Não se pode pensar que a mixórdia do governo Bolsonaro, que só provoca espanto, escárnio e desprezo em todo mundo civilizado, seja um acidente histórico. A sociedade brasileira deveria se envergonhar até a revolta de ter permitido que um miliciano, oportunista, sonso, desqualificado, nazista e genocida chegasse à presidência da República. É inimaginável e absolutamente intolerável o que está acontecendo no Brasil. É bem verdade que uma mídia degenerada que só existe para servir aos interesses do grande capital normalizou a aberração Bolsonaro, em troca das garantias que Guedes, o lacaio da banca, lhe prometia e de um ralo verniz de legitimidade que um ex-juiz parcial e farsante emprestava a um governo que ele ajudara a eleger, usando seu cargo público para perseguir e condenar sem provas um homem inocente.
E só uma sociedade forjada na escravidão africana e no extermínio dos povos indígenas pode ser passiva e conivente com esta ação devastadora dos grupos de rapina e espoliação que dominam este desgraçado país e destroem impunimente instituições, entidades e serviços públicos construídos com esforço e o sacrifício de várias gerações. O racismo estrutural e o escravismo entranhado na mentalidade de uma boa parte da sociedade brasileira fizeram de Bolsonaro um “mito”, e explicam os 25% da população que ainda apoiam esse energúmeno.
Esse povo exangue tem em um improvável líder a maior esperança de recuperar o rumo de sua história. Um líder injustiçado e perseguido cruel e injustamente, até ser levado ao cárcere político, mas que se reergueu e se sobressai perante o mundo que o respeita, e, por isso mesmo, é odiado pelo que há de mais atrasado e ignóbil na sociedade brasileira, sendo o alvo preferencial de todos os estafetas de poderosos que infestam as redações dos monopólios da comunicação de massa no Brasil.

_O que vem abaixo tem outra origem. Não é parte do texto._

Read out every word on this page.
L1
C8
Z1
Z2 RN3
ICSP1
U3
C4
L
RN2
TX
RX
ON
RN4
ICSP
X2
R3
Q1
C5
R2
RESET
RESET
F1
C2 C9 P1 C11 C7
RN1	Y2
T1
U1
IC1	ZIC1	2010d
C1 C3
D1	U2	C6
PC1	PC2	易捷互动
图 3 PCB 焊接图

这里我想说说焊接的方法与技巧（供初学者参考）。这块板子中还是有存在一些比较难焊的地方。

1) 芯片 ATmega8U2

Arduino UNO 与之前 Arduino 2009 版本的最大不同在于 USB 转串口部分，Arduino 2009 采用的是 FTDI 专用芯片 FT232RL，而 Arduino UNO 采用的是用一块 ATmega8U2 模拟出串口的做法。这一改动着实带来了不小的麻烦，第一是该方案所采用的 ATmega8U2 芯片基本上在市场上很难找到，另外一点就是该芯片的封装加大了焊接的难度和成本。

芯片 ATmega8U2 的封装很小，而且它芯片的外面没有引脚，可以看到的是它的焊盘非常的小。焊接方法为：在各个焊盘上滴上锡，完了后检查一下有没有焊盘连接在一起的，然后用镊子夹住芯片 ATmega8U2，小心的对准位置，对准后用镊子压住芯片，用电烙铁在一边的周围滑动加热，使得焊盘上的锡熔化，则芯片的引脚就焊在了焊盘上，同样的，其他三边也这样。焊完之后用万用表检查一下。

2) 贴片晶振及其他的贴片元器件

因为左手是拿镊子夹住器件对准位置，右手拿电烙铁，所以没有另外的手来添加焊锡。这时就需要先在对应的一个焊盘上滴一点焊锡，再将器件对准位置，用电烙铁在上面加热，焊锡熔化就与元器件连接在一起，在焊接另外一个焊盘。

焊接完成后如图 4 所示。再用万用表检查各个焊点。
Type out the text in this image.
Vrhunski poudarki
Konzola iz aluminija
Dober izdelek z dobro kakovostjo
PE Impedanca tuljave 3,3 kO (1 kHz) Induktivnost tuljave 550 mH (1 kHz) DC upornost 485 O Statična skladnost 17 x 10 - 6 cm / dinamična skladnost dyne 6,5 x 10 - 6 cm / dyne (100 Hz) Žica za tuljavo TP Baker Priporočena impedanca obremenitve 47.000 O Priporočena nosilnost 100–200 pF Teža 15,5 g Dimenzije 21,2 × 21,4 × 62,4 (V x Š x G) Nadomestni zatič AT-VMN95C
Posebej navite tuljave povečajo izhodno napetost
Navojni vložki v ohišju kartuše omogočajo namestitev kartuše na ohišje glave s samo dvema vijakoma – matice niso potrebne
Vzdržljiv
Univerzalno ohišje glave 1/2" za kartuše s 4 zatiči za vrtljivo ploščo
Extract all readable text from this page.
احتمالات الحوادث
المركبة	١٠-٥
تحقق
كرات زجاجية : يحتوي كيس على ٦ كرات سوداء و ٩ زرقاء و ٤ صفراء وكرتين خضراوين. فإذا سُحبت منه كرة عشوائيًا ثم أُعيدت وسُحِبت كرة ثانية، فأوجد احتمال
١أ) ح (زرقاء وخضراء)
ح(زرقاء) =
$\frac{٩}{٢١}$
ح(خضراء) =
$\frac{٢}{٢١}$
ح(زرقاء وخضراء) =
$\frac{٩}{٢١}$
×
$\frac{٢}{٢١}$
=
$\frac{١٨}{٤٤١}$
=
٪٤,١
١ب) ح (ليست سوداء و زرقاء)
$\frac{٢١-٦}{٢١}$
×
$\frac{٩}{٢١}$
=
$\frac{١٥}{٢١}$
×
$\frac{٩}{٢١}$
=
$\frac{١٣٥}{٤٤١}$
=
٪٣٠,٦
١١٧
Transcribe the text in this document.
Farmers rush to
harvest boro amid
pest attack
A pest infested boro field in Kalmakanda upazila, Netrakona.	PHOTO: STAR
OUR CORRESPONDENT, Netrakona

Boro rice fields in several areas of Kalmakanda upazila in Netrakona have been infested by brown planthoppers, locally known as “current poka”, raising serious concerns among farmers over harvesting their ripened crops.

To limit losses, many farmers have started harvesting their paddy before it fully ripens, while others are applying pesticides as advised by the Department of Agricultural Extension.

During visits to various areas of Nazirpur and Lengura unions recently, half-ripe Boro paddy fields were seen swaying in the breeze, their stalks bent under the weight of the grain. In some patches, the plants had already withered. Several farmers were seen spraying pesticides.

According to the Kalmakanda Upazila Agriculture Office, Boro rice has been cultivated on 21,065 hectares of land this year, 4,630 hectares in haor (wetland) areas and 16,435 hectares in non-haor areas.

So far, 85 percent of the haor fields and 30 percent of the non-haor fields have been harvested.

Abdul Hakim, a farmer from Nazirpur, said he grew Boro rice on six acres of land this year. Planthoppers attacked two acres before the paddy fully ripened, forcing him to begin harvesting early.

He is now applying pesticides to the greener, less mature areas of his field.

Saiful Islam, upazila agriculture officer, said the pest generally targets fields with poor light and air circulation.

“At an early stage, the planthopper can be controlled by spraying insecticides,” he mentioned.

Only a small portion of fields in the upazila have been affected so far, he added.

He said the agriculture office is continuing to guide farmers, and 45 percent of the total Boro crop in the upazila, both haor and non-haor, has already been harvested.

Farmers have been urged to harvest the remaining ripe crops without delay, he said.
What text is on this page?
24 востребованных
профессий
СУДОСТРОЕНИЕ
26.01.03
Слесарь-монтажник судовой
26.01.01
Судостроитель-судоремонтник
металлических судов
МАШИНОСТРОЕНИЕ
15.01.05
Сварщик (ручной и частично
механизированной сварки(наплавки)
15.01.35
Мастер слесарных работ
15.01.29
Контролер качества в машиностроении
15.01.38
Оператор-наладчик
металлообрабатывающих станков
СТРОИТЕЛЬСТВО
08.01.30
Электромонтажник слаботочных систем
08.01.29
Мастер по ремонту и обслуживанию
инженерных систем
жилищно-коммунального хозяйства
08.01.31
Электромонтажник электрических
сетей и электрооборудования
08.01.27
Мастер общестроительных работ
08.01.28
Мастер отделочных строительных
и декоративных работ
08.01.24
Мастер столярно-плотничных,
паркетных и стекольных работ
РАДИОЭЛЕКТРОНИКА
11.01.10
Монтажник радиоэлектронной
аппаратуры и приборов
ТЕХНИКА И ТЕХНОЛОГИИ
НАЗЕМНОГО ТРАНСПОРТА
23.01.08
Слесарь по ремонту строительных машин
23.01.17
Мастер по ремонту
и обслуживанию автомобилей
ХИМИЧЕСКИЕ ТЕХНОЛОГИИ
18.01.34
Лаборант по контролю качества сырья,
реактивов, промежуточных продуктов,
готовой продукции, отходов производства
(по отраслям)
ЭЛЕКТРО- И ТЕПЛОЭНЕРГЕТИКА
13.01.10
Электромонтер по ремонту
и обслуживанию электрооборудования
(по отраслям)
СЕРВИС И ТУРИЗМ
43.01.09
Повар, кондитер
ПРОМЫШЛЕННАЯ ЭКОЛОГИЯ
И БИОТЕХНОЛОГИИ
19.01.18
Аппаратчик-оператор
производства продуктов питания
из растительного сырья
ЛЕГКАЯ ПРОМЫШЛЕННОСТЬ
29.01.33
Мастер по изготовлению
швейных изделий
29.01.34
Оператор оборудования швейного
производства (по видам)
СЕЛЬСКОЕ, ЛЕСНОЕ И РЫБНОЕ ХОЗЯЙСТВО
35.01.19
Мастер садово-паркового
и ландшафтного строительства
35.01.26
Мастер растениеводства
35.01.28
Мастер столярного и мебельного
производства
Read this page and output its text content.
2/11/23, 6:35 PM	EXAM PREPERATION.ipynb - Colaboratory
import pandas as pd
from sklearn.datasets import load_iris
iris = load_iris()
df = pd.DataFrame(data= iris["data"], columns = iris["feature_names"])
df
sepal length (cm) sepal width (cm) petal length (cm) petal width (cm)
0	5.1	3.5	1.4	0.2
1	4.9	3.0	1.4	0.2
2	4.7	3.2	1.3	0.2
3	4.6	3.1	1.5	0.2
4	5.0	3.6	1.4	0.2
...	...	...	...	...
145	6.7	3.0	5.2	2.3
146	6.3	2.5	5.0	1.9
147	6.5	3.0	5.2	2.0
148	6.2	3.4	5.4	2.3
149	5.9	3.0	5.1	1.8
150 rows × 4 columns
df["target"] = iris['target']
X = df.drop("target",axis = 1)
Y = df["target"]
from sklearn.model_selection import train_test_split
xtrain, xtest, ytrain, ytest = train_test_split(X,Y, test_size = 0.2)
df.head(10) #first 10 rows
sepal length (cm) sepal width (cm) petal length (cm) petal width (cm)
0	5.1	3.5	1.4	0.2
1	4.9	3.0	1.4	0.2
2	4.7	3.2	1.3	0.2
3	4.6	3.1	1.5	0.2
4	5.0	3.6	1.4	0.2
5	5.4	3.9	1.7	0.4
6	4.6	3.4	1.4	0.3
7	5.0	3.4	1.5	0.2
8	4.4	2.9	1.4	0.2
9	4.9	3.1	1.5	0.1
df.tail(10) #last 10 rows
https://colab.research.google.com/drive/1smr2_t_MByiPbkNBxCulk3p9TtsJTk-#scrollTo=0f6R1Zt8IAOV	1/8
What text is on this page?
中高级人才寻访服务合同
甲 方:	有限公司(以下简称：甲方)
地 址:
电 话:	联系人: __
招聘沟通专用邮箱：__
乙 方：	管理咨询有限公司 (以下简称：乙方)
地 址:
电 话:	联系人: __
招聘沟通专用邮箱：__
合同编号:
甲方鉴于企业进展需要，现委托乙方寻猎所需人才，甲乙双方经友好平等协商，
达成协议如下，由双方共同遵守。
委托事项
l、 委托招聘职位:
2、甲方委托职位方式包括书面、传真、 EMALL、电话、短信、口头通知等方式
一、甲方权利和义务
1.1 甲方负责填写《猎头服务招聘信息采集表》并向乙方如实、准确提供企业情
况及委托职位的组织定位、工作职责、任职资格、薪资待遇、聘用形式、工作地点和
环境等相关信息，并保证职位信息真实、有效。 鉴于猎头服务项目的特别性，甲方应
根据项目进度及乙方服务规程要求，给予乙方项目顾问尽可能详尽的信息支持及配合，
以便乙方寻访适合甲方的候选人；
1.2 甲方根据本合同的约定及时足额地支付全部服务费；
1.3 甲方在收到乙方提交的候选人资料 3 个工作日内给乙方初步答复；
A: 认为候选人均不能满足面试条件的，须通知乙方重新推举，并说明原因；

Será que esse retirante nordestino que se tornou torneiro mecânico em curso do SENAI poderá levar o povo brasileiro a resgatar sua dignidade, perdida na farsa que o imperialismo norte-americano montou a partir de 2014, para destruir os setores mais dinâmicos da economia nacional e se apoderar de nossas melhores reservas energéticas? Ou será que vai sucumbir às velhas tentações das conciliações de classe, das concessões àqueles que não querem abrir mão de nada, sobretudo de qualquer um de seus indefensáveis privilégios? Será que ele e seus aliados vão continuar se iludindo que haverá uma disputa justa e democrática, quando o golpismo e a manipulação midiática arreganham seus dentes despudoradamente, dia sim, dia também, e as instituições reguladoras sinalizam que serão tolerantes, como em 2018, com os tsunamis de fake news, criminosamente financiados e disparados nas redes sociais? Será que o país continuará deitado em berço esplêndido, sonhando com eleições escandinavas, enquanto hordas de sequazes midiáticos, militares, milicianos, polícias e grileiros tramam a sedição fascista, em plena luz do dia?
Deixar que o tosco miliciano genocida governe o país até as eleições de outubro é, além de todo desatino e de toda desmoralização para o país que isso representará, uma aposta demasiadamente arriscada na resistência das instituições brasileiras.
(*) Dante Lucchesi é sociolinguista e autor de Língua e Sociedade Partidas (Contexto, 2015).